Closed (works as designed)
Project:
HTML Purifier
Version:
7.x-2.x-dev
Component:
Miscellaneous
Priority:
Normal
Category:
Support request
Assigned:
Unassigned
Reporter:
Created:
15 May 2012 at 19:23 UTC
Updated:
25 May 2012 at 06:45 UTC
Hello there....
I have users who copy/paste from their respectively joomla sites in my filtered textformat
and it gives outputs some xml content from their webpages like this
<!--[if gte mso 9]><xml>
<w:WordDocument>
<w:View>Normal</w:View>
<w:Zoom>0</w:Zoom>
<w:TrackMoves/>
<w:TrackFormatting/>
<w:HyphenationZone>21</w:HyphenationZone>
<w:PunctuationKerning/>
<w:ValidateAgainstSchemas/>
<w:SaveIfXMLInvalid>false</w:SaveIfXMLInvalid>
<w:IgnoreMixedContent>false</w:IgnoreMixedContent>
<w:AlwaysShowPlaceholderText>false</w:AlwaysShowPlaceholderText>
<w:DoNotPromoteQF/>
<w:LidThemeOther>DA</w:LidThemeOther>
<w:LidThemeAsian>X-NONE</w:LidThemeAsian>
<w:LidThemeComplexScript>X-NONE</w:LidThemeComplexScript>
</w:LatentStyles>
</xml><![endif]-->How can i configure htmlpurifier to strip that whole xml block
Comments
Comment #1
ezyang commentedHTML Purifier should already strip that out.
Comment #2
acoustika commentedWell it dont..... Well yes it it not writing like that on screen... I havent pasted it all....
But some weird things are printed out, and that is what I see when I disable rich text in te editor
Comment #3
ezyang commentedWhat gets output when you input the text that you showed in this post?
It's possible that HTML Purifier is not getting something, but you might be attributing it to a different kind of markup.
Comment #4
acoustika commentedHere goes at long post :-)
The full copy/paste I see when I disable rich text is like this
And the weird output on the page is like this
I have spend hours trying to put thing in disallowed tags and attributes fields...
Tried the advanced purifier and alot of different things but cant get it to strip it....
I'm sure I have the purifier on the right text format at at bottom filtering process...
I also have tinymce installed through the wysiwig module and use that for that field...
And also invisimail...
My filter process order are
Comment #5
heddnCan you disable pasting from MS Word? I think that is an option from wysywig...
Comment #6
acoustika commentedIn tinymce on cleanup I have these
Verify HTML ON
If enabled, potentially malicious code like tags will be removed from HTML contents.
Preformatted OFF
If enabled, the editor will insert TAB characters on tab and preserve other whitespace characters just like a PRE element in HTML does.
Convert tags to styles ON
If enabled, HTML tags declaring the font size, font family, font color and font background color will be replaced by inline CSS styles.
Remove linebreaks ON
If enabled, the editor will remove most linebreaks from contents. Disabling this option could avoid conflicts with other input filters.
Apply source formatting
If enabled, the editor will re-format the HTML source code. Disabling this option could avoid conflicts with other input filters.
Force cleanup on standard paste OFF
If enabled, the default paste function (CTRL-V or SHIFT-INS) behaves like the "paste from word" plugin function.
So actually that one is off
Comment #7
ezyang commentedIf you copy paste that HTML into the HTML Purifier demo: http://htmlpurifier.org/demo.php?post , you can see that it all gets cleaned up.

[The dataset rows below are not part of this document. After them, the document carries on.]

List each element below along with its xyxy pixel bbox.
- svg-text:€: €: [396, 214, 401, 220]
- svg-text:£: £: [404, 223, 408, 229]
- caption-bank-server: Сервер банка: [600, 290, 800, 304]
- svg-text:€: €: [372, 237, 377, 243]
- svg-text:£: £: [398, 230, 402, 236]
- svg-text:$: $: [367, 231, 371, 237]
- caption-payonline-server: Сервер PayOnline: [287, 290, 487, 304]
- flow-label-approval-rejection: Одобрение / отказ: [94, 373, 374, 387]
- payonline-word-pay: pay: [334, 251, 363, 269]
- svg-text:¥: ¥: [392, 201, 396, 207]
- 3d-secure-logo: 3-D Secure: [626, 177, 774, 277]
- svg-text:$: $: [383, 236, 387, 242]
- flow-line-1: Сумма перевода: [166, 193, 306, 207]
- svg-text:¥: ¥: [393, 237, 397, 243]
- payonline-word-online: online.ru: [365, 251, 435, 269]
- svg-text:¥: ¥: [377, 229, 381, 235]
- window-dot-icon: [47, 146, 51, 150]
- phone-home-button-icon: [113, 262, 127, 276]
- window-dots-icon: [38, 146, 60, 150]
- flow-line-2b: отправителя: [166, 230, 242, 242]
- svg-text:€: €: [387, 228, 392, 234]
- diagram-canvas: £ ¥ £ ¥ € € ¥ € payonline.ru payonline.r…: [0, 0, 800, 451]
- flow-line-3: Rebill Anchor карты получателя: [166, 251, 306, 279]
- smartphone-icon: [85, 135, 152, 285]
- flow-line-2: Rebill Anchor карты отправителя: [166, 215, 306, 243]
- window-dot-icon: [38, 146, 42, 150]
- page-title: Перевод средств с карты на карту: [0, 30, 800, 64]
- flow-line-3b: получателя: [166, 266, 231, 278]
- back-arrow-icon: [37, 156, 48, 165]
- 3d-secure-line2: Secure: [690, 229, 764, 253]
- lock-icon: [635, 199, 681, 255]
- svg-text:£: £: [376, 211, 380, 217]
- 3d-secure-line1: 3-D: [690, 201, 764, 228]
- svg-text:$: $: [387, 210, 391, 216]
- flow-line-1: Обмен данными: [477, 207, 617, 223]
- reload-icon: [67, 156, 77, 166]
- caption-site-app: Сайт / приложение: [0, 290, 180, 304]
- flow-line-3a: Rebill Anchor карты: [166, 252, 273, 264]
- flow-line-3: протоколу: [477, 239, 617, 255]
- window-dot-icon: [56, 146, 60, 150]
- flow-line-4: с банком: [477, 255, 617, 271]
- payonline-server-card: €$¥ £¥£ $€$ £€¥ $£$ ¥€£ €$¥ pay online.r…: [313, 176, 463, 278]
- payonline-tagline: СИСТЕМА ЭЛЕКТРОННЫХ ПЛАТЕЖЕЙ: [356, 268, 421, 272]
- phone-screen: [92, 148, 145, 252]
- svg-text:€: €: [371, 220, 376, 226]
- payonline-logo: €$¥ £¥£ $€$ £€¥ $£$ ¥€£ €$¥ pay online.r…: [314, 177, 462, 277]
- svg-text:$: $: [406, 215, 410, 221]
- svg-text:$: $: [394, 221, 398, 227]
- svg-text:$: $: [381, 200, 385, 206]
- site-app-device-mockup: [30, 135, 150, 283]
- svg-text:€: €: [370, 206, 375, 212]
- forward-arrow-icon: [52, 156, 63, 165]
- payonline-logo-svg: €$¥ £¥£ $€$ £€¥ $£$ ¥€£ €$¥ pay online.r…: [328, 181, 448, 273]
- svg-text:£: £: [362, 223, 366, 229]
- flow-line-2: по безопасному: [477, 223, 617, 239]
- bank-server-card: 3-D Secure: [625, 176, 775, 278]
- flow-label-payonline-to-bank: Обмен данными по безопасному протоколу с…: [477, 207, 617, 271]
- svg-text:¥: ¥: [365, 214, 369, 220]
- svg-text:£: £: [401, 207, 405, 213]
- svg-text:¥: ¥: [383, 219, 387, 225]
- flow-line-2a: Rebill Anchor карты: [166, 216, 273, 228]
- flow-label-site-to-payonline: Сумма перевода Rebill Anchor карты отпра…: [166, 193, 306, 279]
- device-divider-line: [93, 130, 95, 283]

Did you enable the HTML Purifier filter?
Comment #8
acoustika commentedYes it is.....
But I just tried moving the filters around abit.... And Figured out if I drag "Limit allowed HTML tags" down beneath htmlpurifier it strips it ut from the display..... It is still there in the post if I edit the post and disable rich text... Dont know if it's supposed to be or to get truely stripped away from the post, but at least with having the "Limit allowed HTML tags" filter beneath htmlpurifier it doesnt display anything weird....
I now have my filters like this
Correct faulty and chopped off HTML
Convert line breaks into HTML
Convert URLs into links
HTML Purifier (advanced)
Limit allowed HTML tags
But a thing like making htmlpurifier add rel="nofollow" to al links dont work like that, but that I can make the last filter do...
Encode email addresses: Javascript-wrapped HTML entities
Comment #9
ezyang commentedI think all of the extra filters you have are unnecessary, and can be done by HTML Purifier. In particular, enable auto paragraphing and URLification.